Little Fockers: Conventional wisdom holds that this is the bottom of the Focker barrel, but I’d put Little Fockers maybe a notch or two above Meet the Fockers simply because I chuckled a handful of times as De Niro’s deadpan-taskmaster shtick before it hardens back into sitcom conflict in the back half of the movie—and I remember nothing about Meet the Fockers except appalled silence that they didn’t write anything better for the genius casting of Dustin Hoffman and Barbra Steisand as Ben Stiller’s parents.

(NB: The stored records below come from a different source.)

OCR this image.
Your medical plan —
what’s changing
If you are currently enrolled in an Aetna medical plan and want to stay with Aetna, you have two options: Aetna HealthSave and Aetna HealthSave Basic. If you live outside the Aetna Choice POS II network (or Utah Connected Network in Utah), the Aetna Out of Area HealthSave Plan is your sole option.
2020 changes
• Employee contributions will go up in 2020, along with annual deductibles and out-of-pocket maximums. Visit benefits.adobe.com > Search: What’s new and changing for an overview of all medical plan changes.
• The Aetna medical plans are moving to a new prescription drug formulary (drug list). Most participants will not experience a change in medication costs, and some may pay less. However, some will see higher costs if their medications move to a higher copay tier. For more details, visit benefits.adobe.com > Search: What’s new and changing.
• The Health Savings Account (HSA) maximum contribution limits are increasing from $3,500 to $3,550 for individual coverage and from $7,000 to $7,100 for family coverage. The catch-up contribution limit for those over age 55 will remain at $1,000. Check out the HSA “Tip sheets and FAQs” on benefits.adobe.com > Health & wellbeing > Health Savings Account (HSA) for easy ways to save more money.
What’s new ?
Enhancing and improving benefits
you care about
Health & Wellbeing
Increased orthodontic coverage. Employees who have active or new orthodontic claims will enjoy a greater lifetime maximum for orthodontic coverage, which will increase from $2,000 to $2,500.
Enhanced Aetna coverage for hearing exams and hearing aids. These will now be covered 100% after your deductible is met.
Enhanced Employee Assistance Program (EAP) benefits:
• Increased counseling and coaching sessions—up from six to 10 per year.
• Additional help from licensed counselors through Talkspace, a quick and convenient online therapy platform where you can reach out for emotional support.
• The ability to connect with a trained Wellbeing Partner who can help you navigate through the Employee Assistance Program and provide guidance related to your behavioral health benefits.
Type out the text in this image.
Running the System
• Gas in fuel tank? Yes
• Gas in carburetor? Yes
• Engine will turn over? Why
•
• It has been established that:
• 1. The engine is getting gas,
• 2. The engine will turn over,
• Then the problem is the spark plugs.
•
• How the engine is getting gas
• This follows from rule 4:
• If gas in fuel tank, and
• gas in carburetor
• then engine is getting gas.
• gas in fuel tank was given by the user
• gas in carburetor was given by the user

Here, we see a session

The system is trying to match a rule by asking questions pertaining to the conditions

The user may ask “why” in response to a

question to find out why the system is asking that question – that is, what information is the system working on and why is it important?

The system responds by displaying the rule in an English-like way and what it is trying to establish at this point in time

Little Fockers is little more (and often quite less) than a series of loosely connected quasi-comic vignettes so transparently arranged around the shooting schedules of these actors that you start expecting scenes to end with the limo driver honking and Hoffman or Streisand or Owen Wilson saying “OK, gotta go!” Further shame: Stiller, Wilson, De Niro, and Hoffman all come perilously close to having their scenes stolen by an uncharacteristically loose, goofy Jessica Alba, as a pharm rep with her eyes on a parnership with Stiller’s Greg Focker. She’s not hilarious, mind, but she performs with a lot of good cheer, maybe because she’s the only cast member for whom this might constitute a step up from routine, not a depressingly well-paid comedown. Stiller and De Niro already did some artistically adventurous penance earlier this year via Greenberg and Stone, but Hoffman owes us one. If you’re in the mood to marvel at the pure, insane waste that so many relatively to extremely prominent comedians, actors, and filmmakers with better credits can indulge in because someone decided it was extremely marketable waste, by all means, spend your holiday with a Little Fockers/Gulliver’s Travels double feature.